Elle passe devant moi sans m'adresser un regard, comme un fantôme, presque transparente.

Ça fait bizarre.

Je finis vite mon bol et file dans ma chambre avec une étrange boule au ventre, emportant mes écouteurs et une couverture au passage. Au programme de ce jour pluvieux : ennui, série Netflix calée dans l'encadrement de ma fenêtre et plaid tout doux. Ne me parlez pas de sociabilisation, je crois avoir fait une overdose les jours précédents.

A peine ais-je posé un pied dans ma chambre que je m'écroule sur mon lit comme un sac de patates.

Un sac de patates rongé par les acariens, criblé de trous qui, au fil du temps, s'élargissent.

Cette pensée m'arrache un sourire. Mon propre malheur pourrait presque en devenir drôle. Je me sens comme ces héroïnes de dessins animés à qui il n'arrive que des merdes, sauf que pour moi, il n'y aura pas de fin heureuse. Je suis destinée à me repaitre de ce fléau qu'est mon existence pour continuer à vivre.

J'allume mon téléphone à la coque brisée et connecte mes écouteurs bluetooth.

Musique.

Musique qui m'emplit les tympans de sa fraîche brise.

Les notes comme un avenir chimérique,

Je m'envole loin des cigales muettes et des oliviers détrempés.

Chaque accord martelé de gouttes de pluie glacée.

Je m'oublie et m'emplit

de cet instant qui m'est compté.

Musique qui rime et croque,

Musique qui danse le rock.

Le ciel gris m'appelle, en quelque pas qui n'en sont pas vraiment, je me retrouve sur le bord de ma fenêtre plus très réelle. Je suis tentée de l'ouvrir, de voir si je peux vraiment planer au-dessus d'Aubagne,

Me sortir de ce bagne.

Mais non, elle reste fermée. Alors, je passe ma main sur le verre glacé.

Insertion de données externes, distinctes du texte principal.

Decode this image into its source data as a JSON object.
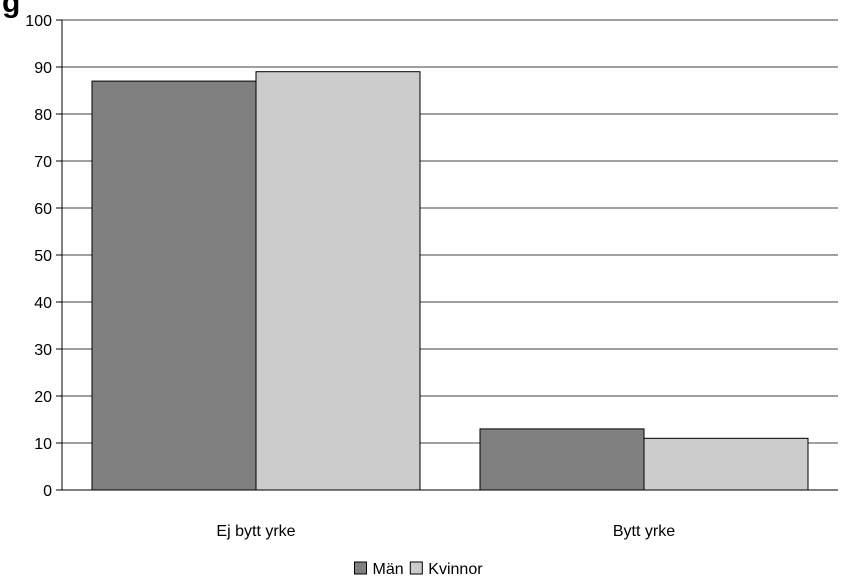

De la pointe du doigt, je suis les gouttelettes cristallines jusqu'à ne plus pouvoir les discerner les unes des autres. Elles tombent inlassablement vers le sol pour s'écraser en contrebas. Moi, je ne peux pas. Par ce qu'au fond, j'en suis sure, je veux vivre, mais pas de cette façon-là. Je le sais, je me consume à petit feu mais, ensevelie sous mes propres cendres, je peux parfois apercevoir une lueur d'espoir qui, bientôt, si les étoiles filantes sont de mon côté, pourrait se transformer en bucher. Brûler vive la colère, comme une sorcière.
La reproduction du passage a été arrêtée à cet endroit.